What a year 2020 has been. It truly feels like we’ve lived ten lifetimes throughout this year. One of my favorite things about this year was the opportunity to travel with friends to New York for the first time ever (pre-COVID). My husband and I have been lucky enough to have the same friends throughout high school, college, and now adulthood. During that friendship, we’ve added wives, girlfriends, and many cherished memories. Something we, as a group, have always talked about is taking trips together each year, and this was the first year we were able to make it happen. We spent the entire trip laughing until our stomachs hurt, making new memories, site seeing, and enjoying delicious food that you can only find in New York. It took me a long time to adjust to the changes COVID created by the time we returned home from our trip, as it was just beginning to spread. We came home to no toilet paper anywhere, the grocery store shelves emptied and panic set in across our country. I truly am so thankful for that short amount of time we were able to spend together before the worries that would accompany the following months. There are many things that I am looking forward to in 2021, one being the hope that I can once again see my grandparents. It’s been a really hard year for them and I’m truly looking forward to the day I get to hug their necks again. Additionally, I’m looking forward to working towards the goals I have set for myself both personally and professionally. I hope to look back at this post in a year and to see the growth I’ve made. Overall, I’m truly just looking forward to the newness that the changing of years brings. It’s a fresh start, and 365 days to make new memories.

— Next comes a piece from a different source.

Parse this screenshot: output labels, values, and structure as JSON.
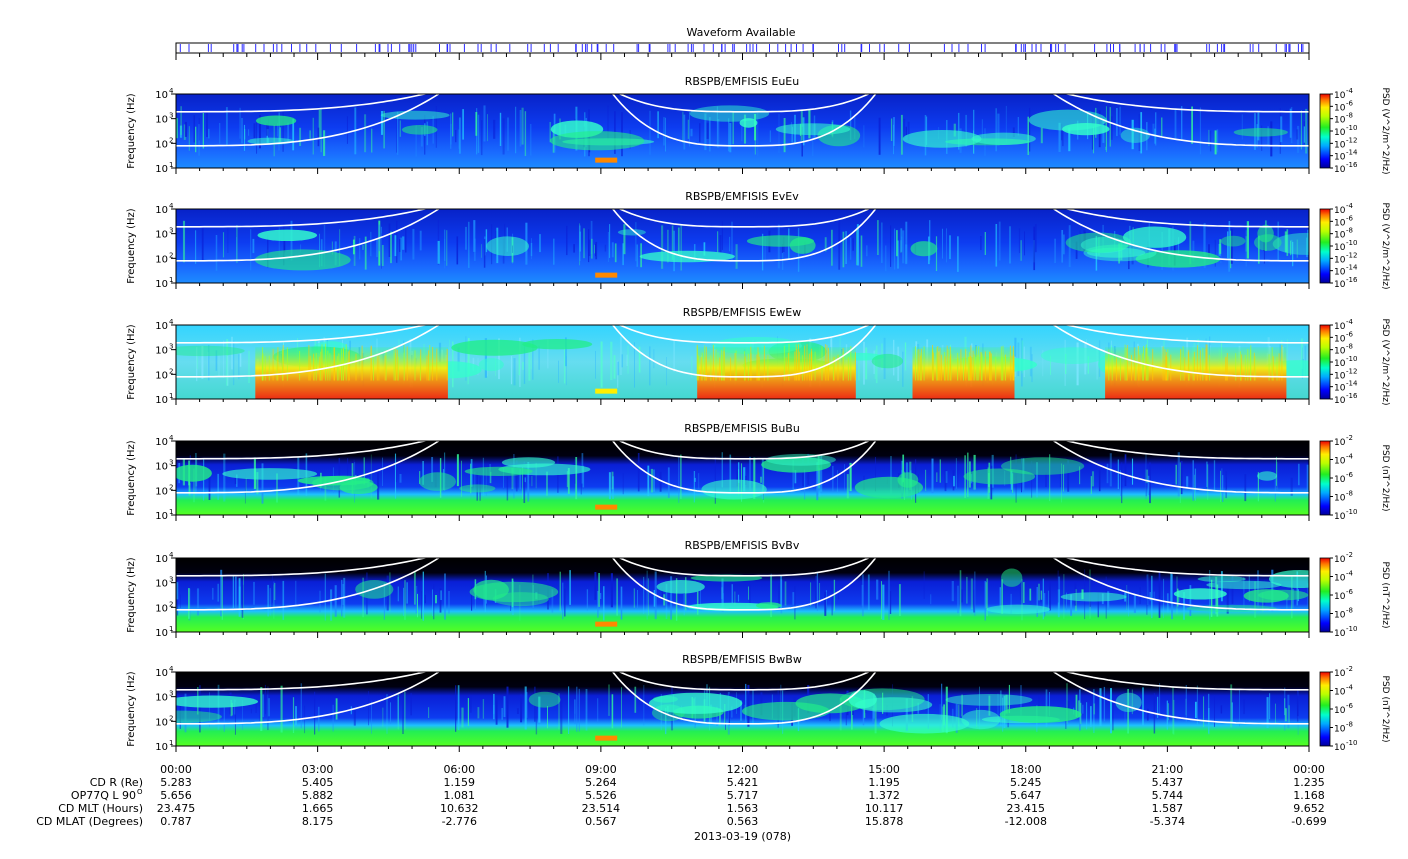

This year was a tough, but revealing year. All of my life I have been go, go, go. I always had a plan and was preparing for the next step in my career and life. I truly realized the importance of caring for the areas of your life that aren’t as healthy. I witnessed this in our country. There are a lot of wounds that we haven’t addressed and have just trudged on through. But, now I think we realize that we have to do something about those issues and make a change. That’s the only way to get healthier. In my personal life, I realized that I had shoved my mental health under the rug. I never liked talking about feelings and what those feelings meant. I just knew I had goals to achieve. This year I started going to therapy, which was the best decision I’ve made in a long time. I’ve learned to become more open and honest. I am re-learning what makes me happy and what kind of person I want to be. I’ve learned that it’s okay to struggle and take care of yourself first.
As for what I am looking forward to this next year with Choice…everything! This is my first “big girl” job out of college and I am so excited about it! I knew I wanted to work in social media, but I had no idea I would end up at a PR firm! I have so much to learn and am very excited to get more involved in the world of PR. I’m excited to grow as a member of this team and really put my social media ideas into action!
I am also moving to Nashville in 2021, so that’s already a great start! I’m excited to start my new life in the city and create my own community. I’m also excited to be where my team is located so that we can have all the coffee shop dates and attend work events!